2. Update: Der Sicherheitsforscher Alex Levinson hat einen ausführlichen Artikel zum Thema und erklärt dort, dass die Datenbank nicht neu ist und die Berichterstattung nur so, na ja, halb gut. (Er erwähnt aber nicht, dass Apple auch Ortsdaten des Nutzers “nach Hause” sendet. Das hat allerdings auch nichts mit der consolidated.db zu tun.)

7 Replies to “Apple überwacht iOS-Nutzer – ein bisschen”

  1. Man sollte einfach sein iOS Backup verschlüsseln. Hilft zumindest gegen den eifersüchtigen Partner.

  2. @Florian:
    Wie wäre es mit der sauberen, radikalen Lösung:
    Man gibt Herstellern zu verstehen, daß sie unsere Privatsphäre respektieren sollen.

    Ich finde es ein Unding, daß ein Hersteller von Mobilgeräten die Positionsdaten speichert, ohne den Benutzern eine Möglichkeit zu bieten, dies abzustellen. Auch, daß darüber nicht informiert wurde, ist ein Unding. Es handelt sich schließlich um Daten, die dazu führen können, ihrem Erzeuger unangenehme Fragen zu stellen und ihn damit unter Druck zu setzen – Diebstahl des Gerätes mit anschließender Auswertung sind nur ein Beispiel eines Missbrauchsszenarios.

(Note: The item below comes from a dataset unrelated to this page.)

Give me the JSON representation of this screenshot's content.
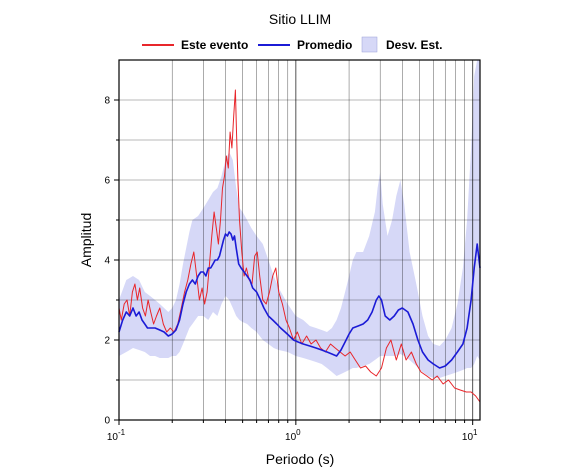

  3. Nach meinem aktuellen Kenntnisstand ist es das iPhone, das die Daten erhebt, nicht Apple. Für ein "phone home" gibt es keine Belege.

    Man könnte somit in gleicher Weise auch der IM-App vorwerfen, Logs der Konversationen aufzuheben.

  4. @Jochen: Im Tweet stand ganz richtig "iOS speichert". Im Artikel wird dargelegt, welche Daten auch tatsächlich an Apple gehen, inklusive Belege für dieses "Heimtelefonieren". Und dass das Problem bei der `consolidated.db` nicht so sehr Apple ist, sondern potentiell $anyone, der mal Zugriff auf dein iPhone oder deine Backups hat(te) oder eine App für jailbroken iPhones macht, sollte hoffentlich auch aus dem Artikel hervorgehen 🙂

  5. Schön, dass es hier die Lösung schon 6 Tage vor der Auflösung durch Apple zu lesen gab. Das hätte ich von heise

    Schade, dass ich erst heute hier vorbeigekommen bin. (Hätte mir aber auch eine ganze Portion vom Spaß gekostet…)

  6. @Thomas: Wenn du sowas wie "heise&irgendwas" geschrieben hast, wurde das wohl als HTML-Entity erkannt. Wenn du ein Leerzeichen nach dem & schreibst, geht es.